Não, o que define a Esquerda, historicamente, não é a luta contra a desigualdade. É a luta pela concentração de poder político, sob o pretexto de combater a desigualdade. Foi isso o que se viu na Revolução Francesa, na Revolução Russa, na Revolução Chinesa, na Revolução Cubana e por toda parte onde a Esquerda reinou sem ser atrapalhada pela presença da maldita Direita . Mesmo nas nações democráticas, onde tem adversários a enfrentar, a Esquerda busca sempre aumentar por todos os meios possíveis o poder da burocracia estatal.
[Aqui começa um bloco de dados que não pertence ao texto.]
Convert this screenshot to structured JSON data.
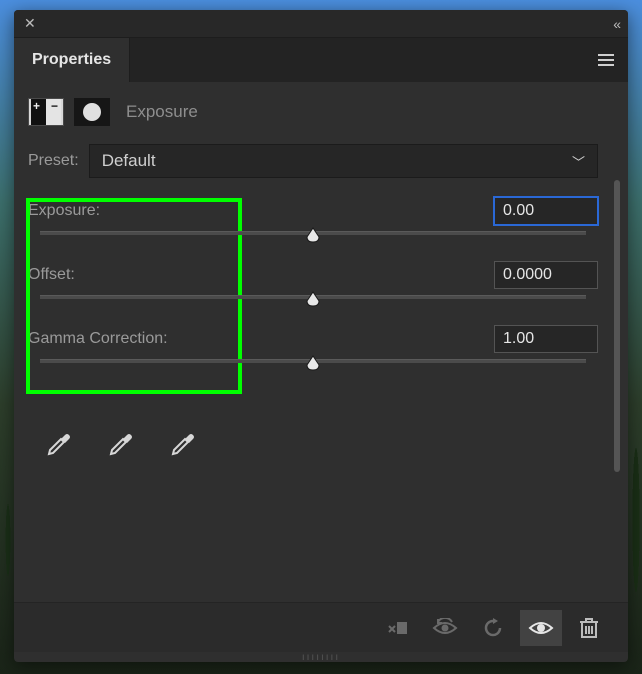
{
  "tab": {
    "title": "Properties"
  },
  "heading": {
    "title": "Exposure"
  },
  "preset": {
    "label": "Preset:",
    "value": "Default"
  },
  "sliders": {
    "exposure": {
      "label": "Exposure:",
      "value": "0.00",
      "pos": 0.5,
      "focused": true
    },
    "offset": {
      "label": "Offset:",
      "value": "0.0000",
      "pos": 0.5,
      "focused": false
    },
    "gamma": {
      "label": "Gamma Correction:",
      "value": "1.00",
      "pos": 0.5,
      "focused": false
    }
  },
  "icons": {
    "adjustment": "exposure-adjustment-icon",
    "mask": "layer-mask-icon",
    "dropper_black": "sample-black-point",
    "dropper_gray": "sample-gray-point",
    "dropper_white": "sample-white-point",
    "clip": "clip-to-layer",
    "prev": "view-previous-state",
    "reset": "reset-to-default",
    "visible": "toggle-visibility",
    "trash": "delete-adjustment"
  }
}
E, como a concentração do poder político concentra também necessariamente o poder econômico – motivo pelo qual os capitalistas monopolistas ajudam sempre a Esquerda , não a Direita --, a Esquerda mundial deve ser definida estritamente, segundo a substância da sua realidade histórica, como a força política que há pelo menos dois séculos promove a desigualdade em nome da igualdade.
Nenhum cientista social, mesmo sem o prestígio do prof. Touraine, tem jamais o direito de tomar slogans como realidades, seja para favorecer o seu próprio grupo político, seja para denegrir o adversário.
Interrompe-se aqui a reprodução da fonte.